The Lord Chief Justice has cast doubt on whether it would be constitutionally possible for a court to issue an injunction which would affect the discussion of a topic in Parliament.
Lord Judge, Lord Chief Justice of England and Wales, said yesterday he would need “very powerful persuasion indeed” to prove it would be constitutionally possible for a court to make an order which would affect discussion of a topic in Parliament.
He told reporters: “I am speaking entirely personally but I should need some very powerful persuasion indeed.
‘And that, I suppose, is close to saying I simply cannot envisage that it would be constitutionally possible, or proper, for a court to make an order which might prevent or hinder or limit discussion of any topic in Parliament.

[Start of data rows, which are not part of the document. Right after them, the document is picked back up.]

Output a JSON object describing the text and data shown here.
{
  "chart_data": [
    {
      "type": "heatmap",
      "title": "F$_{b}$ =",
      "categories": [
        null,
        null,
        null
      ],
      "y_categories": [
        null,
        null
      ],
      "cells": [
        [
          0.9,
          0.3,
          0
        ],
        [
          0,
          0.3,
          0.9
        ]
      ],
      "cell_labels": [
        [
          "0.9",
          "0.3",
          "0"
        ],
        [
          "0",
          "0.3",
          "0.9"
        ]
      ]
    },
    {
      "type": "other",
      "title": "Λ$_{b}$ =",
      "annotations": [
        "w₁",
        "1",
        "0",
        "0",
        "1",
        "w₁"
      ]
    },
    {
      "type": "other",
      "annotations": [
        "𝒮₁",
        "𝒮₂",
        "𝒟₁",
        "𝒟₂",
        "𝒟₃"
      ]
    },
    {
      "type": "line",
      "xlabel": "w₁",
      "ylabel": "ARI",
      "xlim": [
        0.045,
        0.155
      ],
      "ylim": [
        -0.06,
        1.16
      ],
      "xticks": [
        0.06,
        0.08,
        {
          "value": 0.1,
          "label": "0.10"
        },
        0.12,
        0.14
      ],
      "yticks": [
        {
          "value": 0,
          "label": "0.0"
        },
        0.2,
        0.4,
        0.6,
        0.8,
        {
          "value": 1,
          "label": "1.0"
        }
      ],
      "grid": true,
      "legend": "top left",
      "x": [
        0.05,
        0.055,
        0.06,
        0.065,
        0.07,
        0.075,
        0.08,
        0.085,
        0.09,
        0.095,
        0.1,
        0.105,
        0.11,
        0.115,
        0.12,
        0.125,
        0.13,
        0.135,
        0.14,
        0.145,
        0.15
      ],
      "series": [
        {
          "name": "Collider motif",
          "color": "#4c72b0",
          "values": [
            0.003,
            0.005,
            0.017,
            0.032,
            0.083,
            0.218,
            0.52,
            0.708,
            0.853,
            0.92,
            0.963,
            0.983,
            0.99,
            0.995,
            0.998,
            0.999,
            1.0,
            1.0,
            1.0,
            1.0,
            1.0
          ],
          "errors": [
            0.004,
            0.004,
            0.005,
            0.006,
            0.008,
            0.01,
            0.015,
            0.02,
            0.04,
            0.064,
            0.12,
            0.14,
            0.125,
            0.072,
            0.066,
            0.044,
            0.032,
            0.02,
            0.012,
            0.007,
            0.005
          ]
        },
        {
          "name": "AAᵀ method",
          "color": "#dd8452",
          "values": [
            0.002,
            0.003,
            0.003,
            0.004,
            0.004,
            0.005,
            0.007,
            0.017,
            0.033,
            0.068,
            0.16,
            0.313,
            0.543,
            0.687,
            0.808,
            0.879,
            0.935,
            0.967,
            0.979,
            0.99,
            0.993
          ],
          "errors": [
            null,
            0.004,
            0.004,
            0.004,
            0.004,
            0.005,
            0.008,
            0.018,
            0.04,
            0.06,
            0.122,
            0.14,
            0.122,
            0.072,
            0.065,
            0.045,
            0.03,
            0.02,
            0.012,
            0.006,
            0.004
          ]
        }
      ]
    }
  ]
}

“Or that any judge would intentionally formulate an injunction which would purport to have that effect.
“We use the words ‘fundamental principle’ very frequently, but this is a fundamental principle.
“The absolute privilege for members to speak freely in Parliament did not come without a price and previous generations fought and indeed died for it.
“It is a very precious heritage which, in my view, should be vigorously maintained and defended by this generation.
“There are clear conventions about the circumstances in which Parliament will or will not discuss proceedings in court and I have no doubt these conventions will be followed so as to avoid any possible interference with the administration of justice.
“That is not because a court has sought to order it, but because Parliament has chosen in the public interest not to insist on its privileges.”
His comments follow the uproar last week over an order obtained against The Guardian which the newspaper said prevented it from reporting written questions tabled in the House of Commons by an MP.
The order was subsequently amended to make it clear that it was not intended to restrict reporting of Parliamentary proceedings.
However, Lord Judge said there were many cases in which so-called “super injunctions” – High Court orders the existence of which cannot be disclosed – were “amply justified.”